Roy and Charlie went straight home, talking all the way about the wonderful things they had seen and heard. "We must watch carefully for the next full moon," said Roy at his gate, as they stood for a moment to say good-night. "Yes, indeed," said Charlie, "what a time we shall have!" Then he hurried home.
"Have you had a good time, Charlie?" asked his mother at tea-time.

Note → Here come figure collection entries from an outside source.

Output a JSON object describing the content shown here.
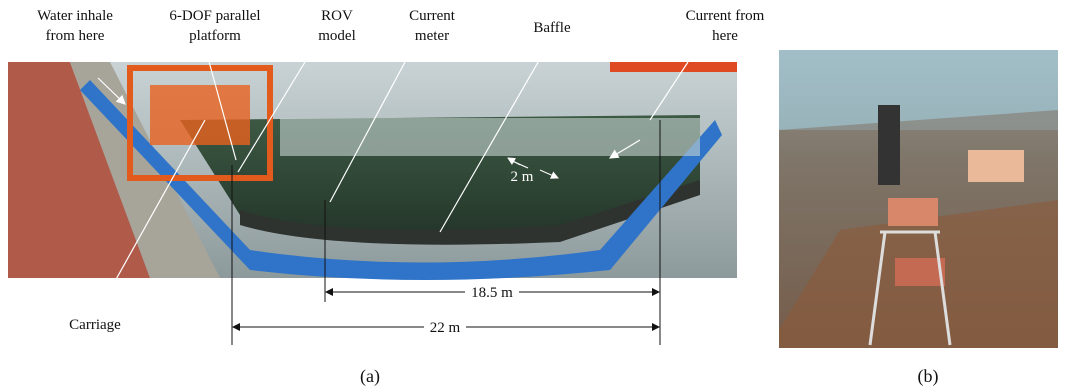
{
  "annotations": [
    {
      "lines": [
        "Water inhale",
        "from here"
      ]
    },
    {
      "lines": [
        "6-DOF parallel",
        "platform"
      ]
    },
    {
      "lines": [
        "ROV",
        "model"
      ]
    },
    {
      "lines": [
        "Current",
        "meter"
      ]
    },
    {
      "lines": [
        "Baffle"
      ]
    },
    {
      "lines": [
        "Current from",
        "here"
      ]
    },
    {
      "lines": [
        "Carriage"
      ]
    }
  ],
  "dimensions": [
    "2 m",
    "18.5 m",
    "22 m"
  ],
  "panels": [
    "(a)",
    "(b)"
  ]
}
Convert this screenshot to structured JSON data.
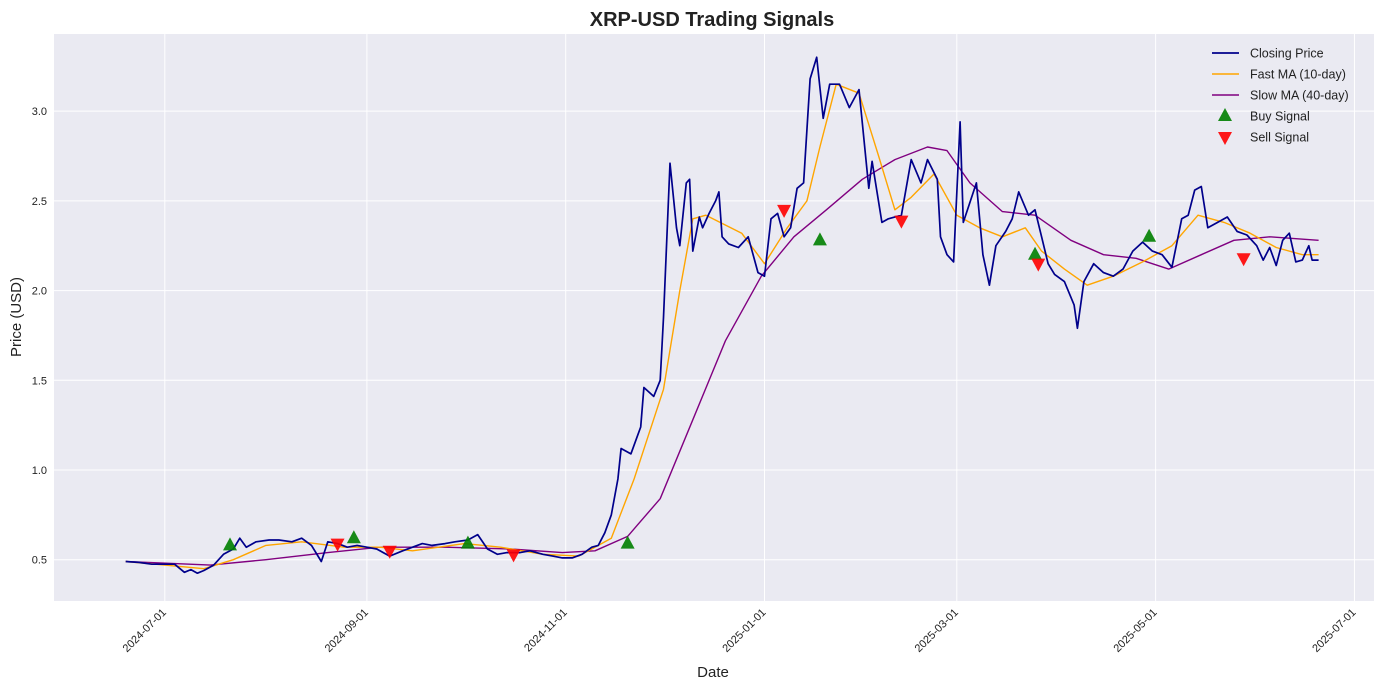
{
  "chart_data": {
    "type": "line",
    "title": "XRP-USD Trading Signals",
    "xlabel": "Date",
    "ylabel": "Price (USD)",
    "x_tick_labels": [
      "2024-07-01",
      "2024-09-01",
      "2024-11-01",
      "2025-01-01",
      "2025-03-01",
      "2025-05-01",
      "2025-07-01"
    ],
    "y_ticks": [
      0.5,
      1.0,
      1.5,
      2.0,
      2.5,
      3.0
    ],
    "y_tick_labels": [
      "0.5",
      "1.0",
      "1.5",
      "2.0",
      "2.5",
      "3.0"
    ],
    "xlim": [
      "2024-05-28",
      "2025-07-07"
    ],
    "ylim": [
      0.27,
      3.43
    ],
    "grid": true,
    "legend_position": "top-right",
    "colors": {
      "plot_background": "#eaeaf2",
      "grid": "#ffffff",
      "closing_price": "#00008b",
      "fast_ma": "#ffa500",
      "slow_ma": "#800080",
      "buy": "#008000",
      "sell": "#ff0000"
    },
    "series": [
      {
        "name": "Closing Price",
        "style": "line",
        "points": [
          [
            "2024-06-19",
            0.49
          ],
          [
            "2024-06-23",
            0.485
          ],
          [
            "2024-06-27",
            0.475
          ],
          [
            "2024-07-01",
            0.475
          ],
          [
            "2024-07-04",
            0.475
          ],
          [
            "2024-07-07",
            0.43
          ],
          [
            "2024-07-09",
            0.445
          ],
          [
            "2024-07-11",
            0.425
          ],
          [
            "2024-07-13",
            0.44
          ],
          [
            "2024-07-16",
            0.47
          ],
          [
            "2024-07-19",
            0.53
          ],
          [
            "2024-07-22",
            0.56
          ],
          [
            "2024-07-24",
            0.62
          ],
          [
            "2024-07-26",
            0.57
          ],
          [
            "2024-07-29",
            0.6
          ],
          [
            "2024-08-02",
            0.61
          ],
          [
            "2024-08-05",
            0.61
          ],
          [
            "2024-08-09",
            0.6
          ],
          [
            "2024-08-12",
            0.62
          ],
          [
            "2024-08-15",
            0.58
          ],
          [
            "2024-08-18",
            0.49
          ],
          [
            "2024-08-20",
            0.6
          ],
          [
            "2024-08-23",
            0.59
          ],
          [
            "2024-08-26",
            0.57
          ],
          [
            "2024-08-29",
            0.58
          ],
          [
            "2024-09-01",
            0.57
          ],
          [
            "2024-09-04",
            0.56
          ],
          [
            "2024-09-08",
            0.52
          ],
          [
            "2024-09-12",
            0.55
          ],
          [
            "2024-09-15",
            0.57
          ],
          [
            "2024-09-18",
            0.59
          ],
          [
            "2024-09-21",
            0.58
          ],
          [
            "2024-09-25",
            0.59
          ],
          [
            "2024-09-28",
            0.6
          ],
          [
            "2024-10-02",
            0.61
          ],
          [
            "2024-10-05",
            0.64
          ],
          [
            "2024-10-08",
            0.56
          ],
          [
            "2024-10-11",
            0.53
          ],
          [
            "2024-10-14",
            0.54
          ],
          [
            "2024-10-18",
            0.54
          ],
          [
            "2024-10-21",
            0.55
          ],
          [
            "2024-10-25",
            0.53
          ],
          [
            "2024-10-28",
            0.52
          ],
          [
            "2024-10-31",
            0.51
          ],
          [
            "2024-11-03",
            0.51
          ],
          [
            "2024-11-06",
            0.53
          ],
          [
            "2024-11-09",
            0.57
          ],
          [
            "2024-11-11",
            0.58
          ],
          [
            "2024-11-13",
            0.65
          ],
          [
            "2024-11-15",
            0.75
          ],
          [
            "2024-11-17",
            0.95
          ],
          [
            "2024-11-18",
            1.12
          ],
          [
            "2024-11-21",
            1.09
          ],
          [
            "2024-11-24",
            1.24
          ],
          [
            "2024-11-25",
            1.46
          ],
          [
            "2024-11-28",
            1.41
          ],
          [
            "2024-11-30",
            1.5
          ],
          [
            "2024-12-01",
            1.85
          ],
          [
            "2024-12-03",
            2.71
          ],
          [
            "2024-12-05",
            2.35
          ],
          [
            "2024-12-06",
            2.25
          ],
          [
            "2024-12-08",
            2.6
          ],
          [
            "2024-12-09",
            2.62
          ],
          [
            "2024-12-10",
            2.22
          ],
          [
            "2024-12-12",
            2.41
          ],
          [
            "2024-12-13",
            2.35
          ],
          [
            "2024-12-15",
            2.43
          ],
          [
            "2024-12-17",
            2.5
          ],
          [
            "2024-12-18",
            2.55
          ],
          [
            "2024-12-19",
            2.3
          ],
          [
            "2024-12-21",
            2.26
          ],
          [
            "2024-12-24",
            2.24
          ],
          [
            "2024-12-27",
            2.3
          ],
          [
            "2024-12-30",
            2.1
          ],
          [
            "2025-01-01",
            2.08
          ],
          [
            "2025-01-03",
            2.4
          ],
          [
            "2025-01-05",
            2.43
          ],
          [
            "2025-01-07",
            2.3
          ],
          [
            "2025-01-09",
            2.35
          ],
          [
            "2025-01-11",
            2.57
          ],
          [
            "2025-01-13",
            2.6
          ],
          [
            "2025-01-15",
            3.18
          ],
          [
            "2025-01-17",
            3.3
          ],
          [
            "2025-01-19",
            2.96
          ],
          [
            "2025-01-21",
            3.15
          ],
          [
            "2025-01-24",
            3.15
          ],
          [
            "2025-01-27",
            3.02
          ],
          [
            "2025-01-30",
            3.12
          ],
          [
            "2025-02-02",
            2.57
          ],
          [
            "2025-02-03",
            2.72
          ],
          [
            "2025-02-06",
            2.38
          ],
          [
            "2025-02-08",
            2.4
          ],
          [
            "2025-02-12",
            2.42
          ],
          [
            "2025-02-15",
            2.73
          ],
          [
            "2025-02-18",
            2.6
          ],
          [
            "2025-02-20",
            2.73
          ],
          [
            "2025-02-23",
            2.62
          ],
          [
            "2025-02-24",
            2.3
          ],
          [
            "2025-02-26",
            2.2
          ],
          [
            "2025-02-28",
            2.16
          ],
          [
            "2025-03-02",
            2.94
          ],
          [
            "2025-03-03",
            2.38
          ],
          [
            "2025-03-07",
            2.6
          ],
          [
            "2025-03-09",
            2.2
          ],
          [
            "2025-03-11",
            2.03
          ],
          [
            "2025-03-13",
            2.25
          ],
          [
            "2025-03-16",
            2.33
          ],
          [
            "2025-03-18",
            2.4
          ],
          [
            "2025-03-20",
            2.55
          ],
          [
            "2025-03-23",
            2.42
          ],
          [
            "2025-03-25",
            2.45
          ],
          [
            "2025-03-27",
            2.3
          ],
          [
            "2025-03-29",
            2.15
          ],
          [
            "2025-03-31",
            2.09
          ],
          [
            "2025-04-03",
            2.05
          ],
          [
            "2025-04-06",
            1.92
          ],
          [
            "2025-04-07",
            1.79
          ],
          [
            "2025-04-09",
            2.05
          ],
          [
            "2025-04-12",
            2.15
          ],
          [
            "2025-04-15",
            2.1
          ],
          [
            "2025-04-18",
            2.08
          ],
          [
            "2025-04-21",
            2.12
          ],
          [
            "2025-04-24",
            2.22
          ],
          [
            "2025-04-27",
            2.27
          ],
          [
            "2025-04-30",
            2.22
          ],
          [
            "2025-05-03",
            2.2
          ],
          [
            "2025-05-06",
            2.13
          ],
          [
            "2025-05-09",
            2.4
          ],
          [
            "2025-05-11",
            2.42
          ],
          [
            "2025-05-13",
            2.56
          ],
          [
            "2025-05-15",
            2.58
          ],
          [
            "2025-05-17",
            2.35
          ],
          [
            "2025-05-20",
            2.38
          ],
          [
            "2025-05-23",
            2.41
          ],
          [
            "2025-05-26",
            2.33
          ],
          [
            "2025-05-29",
            2.31
          ],
          [
            "2025-06-01",
            2.25
          ],
          [
            "2025-06-03",
            2.17
          ],
          [
            "2025-06-05",
            2.24
          ],
          [
            "2025-06-07",
            2.14
          ],
          [
            "2025-06-09",
            2.28
          ],
          [
            "2025-06-11",
            2.32
          ],
          [
            "2025-06-13",
            2.16
          ],
          [
            "2025-06-15",
            2.17
          ],
          [
            "2025-06-17",
            2.25
          ],
          [
            "2025-06-18",
            2.17
          ],
          [
            "2025-06-20",
            2.17
          ]
        ]
      },
      {
        "name": "Fast MA (10-day)",
        "style": "line",
        "points": [
          [
            "2024-06-19",
            0.49
          ],
          [
            "2024-07-01",
            0.47
          ],
          [
            "2024-07-13",
            0.45
          ],
          [
            "2024-07-22",
            0.5
          ],
          [
            "2024-08-01",
            0.58
          ],
          [
            "2024-08-12",
            0.6
          ],
          [
            "2024-08-25",
            0.57
          ],
          [
            "2024-09-05",
            0.57
          ],
          [
            "2024-09-15",
            0.55
          ],
          [
            "2024-10-01",
            0.59
          ],
          [
            "2024-10-12",
            0.57
          ],
          [
            "2024-10-25",
            0.53
          ],
          [
            "2024-11-05",
            0.52
          ],
          [
            "2024-11-15",
            0.62
          ],
          [
            "2024-11-22",
            0.95
          ],
          [
            "2024-12-01",
            1.45
          ],
          [
            "2024-12-06",
            2.0
          ],
          [
            "2024-12-10",
            2.4
          ],
          [
            "2024-12-14",
            2.42
          ],
          [
            "2024-12-25",
            2.32
          ],
          [
            "2025-01-01",
            2.15
          ],
          [
            "2025-01-08",
            2.35
          ],
          [
            "2025-01-14",
            2.5
          ],
          [
            "2025-01-18",
            2.8
          ],
          [
            "2025-01-23",
            3.15
          ],
          [
            "2025-01-30",
            3.1
          ],
          [
            "2025-02-05",
            2.75
          ],
          [
            "2025-02-10",
            2.45
          ],
          [
            "2025-02-15",
            2.52
          ],
          [
            "2025-02-22",
            2.65
          ],
          [
            "2025-03-01",
            2.42
          ],
          [
            "2025-03-08",
            2.35
          ],
          [
            "2025-03-15",
            2.3
          ],
          [
            "2025-03-22",
            2.35
          ],
          [
            "2025-03-27",
            2.22
          ],
          [
            "2025-04-03",
            2.12
          ],
          [
            "2025-04-10",
            2.03
          ],
          [
            "2025-04-18",
            2.08
          ],
          [
            "2025-04-27",
            2.16
          ],
          [
            "2025-05-06",
            2.25
          ],
          [
            "2025-05-14",
            2.42
          ],
          [
            "2025-05-22",
            2.38
          ],
          [
            "2025-05-30",
            2.32
          ],
          [
            "2025-06-07",
            2.24
          ],
          [
            "2025-06-15",
            2.2
          ],
          [
            "2025-06-20",
            2.2
          ]
        ]
      },
      {
        "name": "Slow MA (40-day)",
        "style": "line",
        "points": [
          [
            "2024-06-19",
            0.49
          ],
          [
            "2024-07-15",
            0.47
          ],
          [
            "2024-08-01",
            0.5
          ],
          [
            "2024-08-20",
            0.54
          ],
          [
            "2024-09-05",
            0.57
          ],
          [
            "2024-09-25",
            0.57
          ],
          [
            "2024-10-15",
            0.56
          ],
          [
            "2024-10-31",
            0.54
          ],
          [
            "2024-11-10",
            0.55
          ],
          [
            "2024-11-20",
            0.63
          ],
          [
            "2024-11-30",
            0.84
          ],
          [
            "2024-12-10",
            1.28
          ],
          [
            "2024-12-20",
            1.72
          ],
          [
            "2024-12-31",
            2.08
          ],
          [
            "2025-01-10",
            2.3
          ],
          [
            "2025-01-20",
            2.45
          ],
          [
            "2025-01-31",
            2.62
          ],
          [
            "2025-02-10",
            2.73
          ],
          [
            "2025-02-20",
            2.8
          ],
          [
            "2025-02-26",
            2.78
          ],
          [
            "2025-03-05",
            2.6
          ],
          [
            "2025-03-15",
            2.44
          ],
          [
            "2025-03-25",
            2.42
          ],
          [
            "2025-04-05",
            2.28
          ],
          [
            "2025-04-15",
            2.2
          ],
          [
            "2025-04-25",
            2.18
          ],
          [
            "2025-05-05",
            2.12
          ],
          [
            "2025-05-15",
            2.2
          ],
          [
            "2025-05-25",
            2.28
          ],
          [
            "2025-06-05",
            2.3
          ],
          [
            "2025-06-20",
            2.28
          ]
        ]
      },
      {
        "name": "Buy Signal",
        "style": "marker-up",
        "points": [
          [
            "2024-07-21",
            0.58
          ],
          [
            "2024-08-28",
            0.62
          ],
          [
            "2024-10-02",
            0.59
          ],
          [
            "2024-11-20",
            0.59
          ],
          [
            "2025-01-18",
            2.28
          ],
          [
            "2025-03-25",
            2.2
          ],
          [
            "2025-04-29",
            2.3
          ]
        ]
      },
      {
        "name": "Sell Signal",
        "style": "marker-down",
        "points": [
          [
            "2024-08-23",
            0.59
          ],
          [
            "2024-09-08",
            0.55
          ],
          [
            "2024-10-16",
            0.53
          ],
          [
            "2025-01-07",
            2.45
          ],
          [
            "2025-02-12",
            2.39
          ],
          [
            "2025-03-26",
            2.15
          ],
          [
            "2025-05-28",
            2.18
          ]
        ]
      }
    ]
  }
}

"Rather!" said Charlie. "I don't believe anybody ever saw so many wonderful things as we saw to-day." And then he grew so excited at the thought of it all that he forgot about his promise, and told his mother and father about the Princess and the Palace. He knew before he had finished that he had done wrong, but that did not stop him. And the worst of it was that neither his father nor his mother believed him. His mother at first looked very grave, and asked him if he had been in the sun without his hat, but his father said: "Nonsense! the sun was not hot to-day. See that he doesn't read too much, Mary. We don't want him to learn to spin yarns like this." Then he was sent to bed.